Advertisement

Barry to Call Security Men as Trial Witnesses

Share
TIMES STAFF WRITER

A defense attorney for embattled Mayor Marion Barry told a federal judge Tuesday that he would call two members of the mayor’s round-the-clock security detail as witnesses for Barry, a move that suggested Barry may claim the government entrapped him into smoking crack cocaine in a hotel encounter with a former girlfriend.

Defense lawyer R. Kenneth Mundy disclosed the names of the guards, James Stays and Fred Gaskins, on the second day of an arduous jury-selection process that appears likely to take more than a week. Stays or Gaskins often have driven Barry around Washington on what the mayor has called his “night owl” outings.

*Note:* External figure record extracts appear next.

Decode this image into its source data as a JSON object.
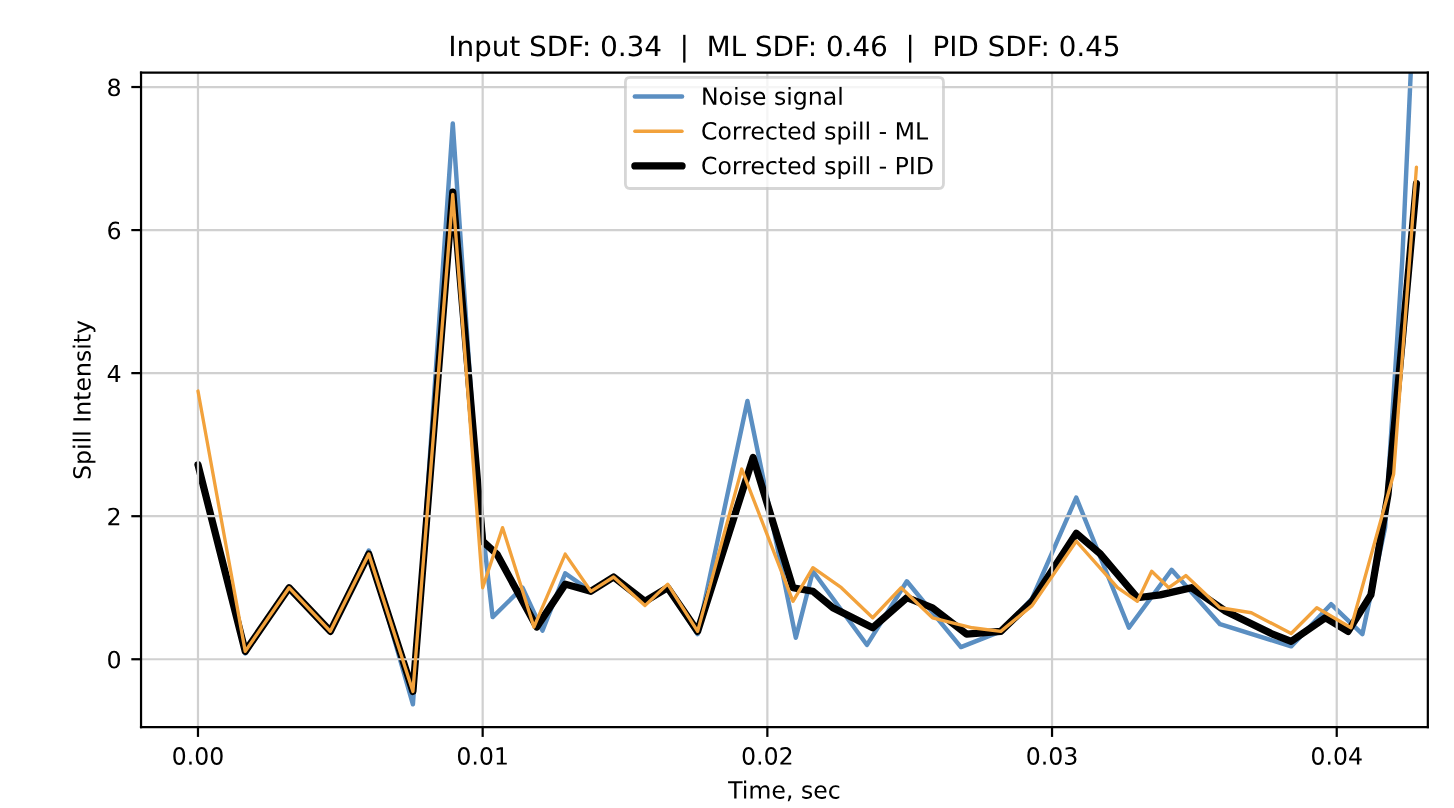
{
  "chart_data": {
    "type": "line",
    "title": "Input SDF: 0.34  |  ML SDF: 0.46  |  PID SDF: 0.45",
    "xlabel": "Time, sec",
    "ylabel": "Spill Intensity",
    "xlim": [
      -0.002,
      0.0432
    ],
    "ylim": [
      -0.95,
      8.2
    ],
    "xticks": [
      {
        "value": 0,
        "label": "0.00"
      },
      {
        "value": 0.01,
        "label": "0.01"
      },
      {
        "value": 0.02,
        "label": "0.02"
      },
      {
        "value": 0.03,
        "label": "0.03"
      },
      {
        "value": 0.04,
        "label": "0.04"
      }
    ],
    "yticks": [
      0,
      2,
      4,
      6,
      8
    ],
    "grid": true,
    "legend": "top",
    "line_style": "solid",
    "marker": "none",
    "series": [
      {
        "name": "Noise signal",
        "color": "#5b8fc2",
        "x": [
          0,
          0.00166,
          0.0032,
          0.00465,
          0.006,
          0.00755,
          0.00895,
          0.0098,
          0.01035,
          0.0114,
          0.0121,
          0.0129,
          0.0138,
          0.0146,
          0.0157,
          0.0165,
          0.01755,
          0.0193,
          0.021,
          0.0216,
          0.0235,
          0.0249,
          0.0268,
          0.0282,
          0.0293,
          0.03085,
          0.0327,
          0.0342,
          0.0359,
          0.0384,
          0.0398,
          0.0409,
          0.0417,
          0.0423,
          0.0426
        ],
        "values": [
          2.72,
          0.08,
          1.0,
          0.39,
          1.52,
          -0.63,
          7.49,
          2.5,
          0.59,
          1.0,
          0.4,
          1.2,
          0.95,
          1.15,
          0.78,
          1.0,
          0.35,
          3.61,
          0.3,
          1.23,
          0.2,
          1.09,
          0.17,
          0.39,
          0.85,
          2.26,
          0.44,
          1.25,
          0.49,
          0.18,
          0.77,
          0.35,
          1.84,
          5.57,
          8.2
        ]
      },
      {
        "name": "Corrected spill - ML",
        "color": "#f2a23c",
        "x": [
          0,
          0.00166,
          0.0032,
          0.00465,
          0.006,
          0.00755,
          0.00895,
          0.01,
          0.0107,
          0.0118,
          0.0129,
          0.0138,
          0.0146,
          0.0157,
          0.0165,
          0.01755,
          0.0191,
          0.0209,
          0.0216,
          0.0226,
          0.0237,
          0.0247,
          0.0258,
          0.0272,
          0.0282,
          0.0293,
          0.03085,
          0.0323,
          0.033,
          0.0335,
          0.0341,
          0.0347,
          0.0359,
          0.037,
          0.0384,
          0.0393,
          0.0405,
          0.042,
          0.0428
        ],
        "values": [
          3.75,
          0.11,
          1.0,
          0.39,
          1.47,
          -0.45,
          6.5,
          1.0,
          1.84,
          0.45,
          1.47,
          0.95,
          1.15,
          0.75,
          1.05,
          0.39,
          2.66,
          0.81,
          1.28,
          1.0,
          0.58,
          1.0,
          0.58,
          0.44,
          0.39,
          0.75,
          1.65,
          1.0,
          0.81,
          1.23,
          1.0,
          1.17,
          0.72,
          0.65,
          0.36,
          0.72,
          0.44,
          2.59,
          6.88
        ]
      },
      {
        "name": "Corrected spill - PID",
        "color": "#000000",
        "x": [
          0,
          0.00166,
          0.0032,
          0.00465,
          0.006,
          0.00755,
          0.00895,
          0.01,
          0.0105,
          0.0119,
          0.0129,
          0.0138,
          0.0146,
          0.0157,
          0.0165,
          0.01755,
          0.0195,
          0.0209,
          0.0216,
          0.0223,
          0.0237,
          0.0249,
          0.0258,
          0.027,
          0.0282,
          0.0293,
          0.03085,
          0.0317,
          0.033,
          0.0338,
          0.0349,
          0.0361,
          0.0377,
          0.0384,
          0.0396,
          0.0404,
          0.0412,
          0.0418,
          0.0423,
          0.0428
        ],
        "values": [
          2.72,
          0.11,
          1.0,
          0.39,
          1.47,
          -0.45,
          6.53,
          1.65,
          1.47,
          0.45,
          1.05,
          0.95,
          1.15,
          0.81,
          1.0,
          0.39,
          2.82,
          1.0,
          0.95,
          0.72,
          0.44,
          0.86,
          0.72,
          0.35,
          0.39,
          0.81,
          1.76,
          1.47,
          0.86,
          0.9,
          1.0,
          0.67,
          0.36,
          0.25,
          0.58,
          0.39,
          0.9,
          2.3,
          4.45,
          6.65
        ]
      }
    ]
  }
}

Government attorneys have told the court that a key piece of evidence in their 14-count drug-use and perjury case against Barry is an hour-long videotape, made by FBI agents with a hidden camera, that allegedly shows Barry smoking crack cocaine in a hotel room with a former girlfriend, Rasheeda Moore. Barry was arrested immediately after the incident last Jan. 18 by agents who burst through the door from an adjoining room.

Advertisement

Government sources have said that there is nothing on the tape suggesting that Moore induced Barry to commit an act for which he was not predisposed. In such cases, however, defense lawyers often try to establish what may have occurred off-camera.

Mundy also said that two social friends of the mayor would be among his witnesses, raising the possibility that they may seek to counter government claims that Barry has been a regular drug user since 1984.

Although Barry was initially indicted last Feb. 15 on the basis of the FBI “sting” operation, charges of long-term drug use were added to the case last month when the Justice Department obtained a so-called “superseding indictment” that contained six new counts alleging a lengthy pattern of cocaine abuse.

Prosecutors have given Barry’s lawyers the names of 19 unindicted co-conspirators--most of them former associates of the mayor--who allegedly will testify that they helped Barry obtain cocaine over the years and witnessed him using it.

Mundy said that he may call Daniel Butler, a neighborhood activist who reportedly has been a late-night social companion of the mayor for many years. He said that a second potential witness would be David Rivers, an indicted former city official and close friend of Barry who is currently on trial in the same federal courthouse for allegedly directing city contracts to friends and business associates.

Rivers and his co-defendant, contractor John Clyburn, often have socialized with the mayor.

Advertisement

Barry, 54, who is considering running for a fourth four-year term this year, arrived at court looking tired, but in a jaunty mood. He joked with reporters that the sunny spring weather was more suitable for playing tennis, gesturing as if holding a racket.

By late afternoon, U.S. District Judge Thomas Penfield Jackson personally had questioned 12 of the 250 prospective jurors who had been given a written questionnaire. Of that dozen, nine were deemed by Jackson to be qualified for a final jury pool.